For one, I'm not sure many of his new ideas are all that new in philosophy. Centralized government is quite old. Technically, he's departing from the new.

I actually do not disagree with everything he has or is doing. However, so far, I fundamentally disagree with his major policies. The stimulus, cap and trade, and health care. I haven't had time to laud anything I think has been a move in the right direction.

The Law said...

"For one, I'm not sure many of his new ideas are all that new in philosophy."
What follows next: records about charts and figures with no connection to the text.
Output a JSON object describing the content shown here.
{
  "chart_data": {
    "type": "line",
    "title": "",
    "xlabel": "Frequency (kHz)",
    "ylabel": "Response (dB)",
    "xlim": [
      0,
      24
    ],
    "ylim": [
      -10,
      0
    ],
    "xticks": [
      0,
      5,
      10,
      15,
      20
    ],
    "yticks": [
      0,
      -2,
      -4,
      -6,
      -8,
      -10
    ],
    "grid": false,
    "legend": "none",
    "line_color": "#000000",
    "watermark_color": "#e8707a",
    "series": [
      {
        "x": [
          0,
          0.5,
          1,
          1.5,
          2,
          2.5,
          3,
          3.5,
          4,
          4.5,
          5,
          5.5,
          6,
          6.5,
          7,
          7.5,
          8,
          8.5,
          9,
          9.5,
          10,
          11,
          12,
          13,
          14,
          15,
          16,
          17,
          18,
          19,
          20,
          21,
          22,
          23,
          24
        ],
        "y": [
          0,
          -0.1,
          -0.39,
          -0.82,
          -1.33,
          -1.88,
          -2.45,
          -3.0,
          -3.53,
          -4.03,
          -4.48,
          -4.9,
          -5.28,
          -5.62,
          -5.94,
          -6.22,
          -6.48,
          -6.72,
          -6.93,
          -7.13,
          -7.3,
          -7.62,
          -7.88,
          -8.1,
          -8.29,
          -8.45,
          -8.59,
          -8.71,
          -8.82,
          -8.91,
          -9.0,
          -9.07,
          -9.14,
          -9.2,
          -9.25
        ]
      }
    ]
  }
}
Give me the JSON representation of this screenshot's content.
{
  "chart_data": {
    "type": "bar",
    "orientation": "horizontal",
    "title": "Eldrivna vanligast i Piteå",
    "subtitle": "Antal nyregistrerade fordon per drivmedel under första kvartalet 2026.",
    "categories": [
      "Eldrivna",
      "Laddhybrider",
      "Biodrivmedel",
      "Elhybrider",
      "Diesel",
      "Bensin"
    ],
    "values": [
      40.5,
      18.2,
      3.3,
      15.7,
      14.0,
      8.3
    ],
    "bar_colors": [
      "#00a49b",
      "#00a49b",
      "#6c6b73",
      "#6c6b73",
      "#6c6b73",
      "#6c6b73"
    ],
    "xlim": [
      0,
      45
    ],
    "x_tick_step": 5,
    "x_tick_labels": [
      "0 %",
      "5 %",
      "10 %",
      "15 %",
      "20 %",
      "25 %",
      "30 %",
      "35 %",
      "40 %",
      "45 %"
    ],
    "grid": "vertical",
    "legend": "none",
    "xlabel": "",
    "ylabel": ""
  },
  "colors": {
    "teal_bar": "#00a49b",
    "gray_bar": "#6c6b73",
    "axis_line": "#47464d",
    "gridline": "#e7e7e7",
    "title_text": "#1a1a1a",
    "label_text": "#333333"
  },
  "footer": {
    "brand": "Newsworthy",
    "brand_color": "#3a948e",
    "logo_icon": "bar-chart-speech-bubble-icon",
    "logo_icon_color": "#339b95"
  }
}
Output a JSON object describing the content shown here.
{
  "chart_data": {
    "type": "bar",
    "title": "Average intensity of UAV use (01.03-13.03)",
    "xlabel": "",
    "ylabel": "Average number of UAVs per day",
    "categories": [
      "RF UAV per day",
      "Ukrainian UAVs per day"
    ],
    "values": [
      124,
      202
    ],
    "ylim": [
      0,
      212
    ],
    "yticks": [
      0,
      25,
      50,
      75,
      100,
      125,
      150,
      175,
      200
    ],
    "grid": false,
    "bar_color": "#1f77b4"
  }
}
Maybe the ideas of shared public responsibility, civic duty, and keeping the earth clean are not new concepts - I'll give ya that. But no president in recent times has tried so hard (and already has scratched the surface) of changing how Americans think about ourselves and our place in the world (IMO, Bill Clintion negotiated his way around these issues, not fight them head on). When we look at our freefalling test scores, lack of production, and slowing innovation, while other countries around the world continue to pass America in all the important statistics, we ask ourselves how is this happening? The answer is simple - we haven't gotten our minds out of the 1980s culture. We do everything against the grain because "WE'RE AMERICANS! GIVE ME LIBERTY OR GIVE ME DEATH." And those who feel that way try to restore the their world back to the old days which is incompatible with modern times.

And that's kind of the point of this piece. I find the parallels between the shift in ideology from the Tokugawa period to the Meiji era eerily similar to the current political landscape. And this happened 140 years ago in a different country with a completely differnt culture. I'm beginning to think this fight is no longer about poltics, but a battle of wills and human nature.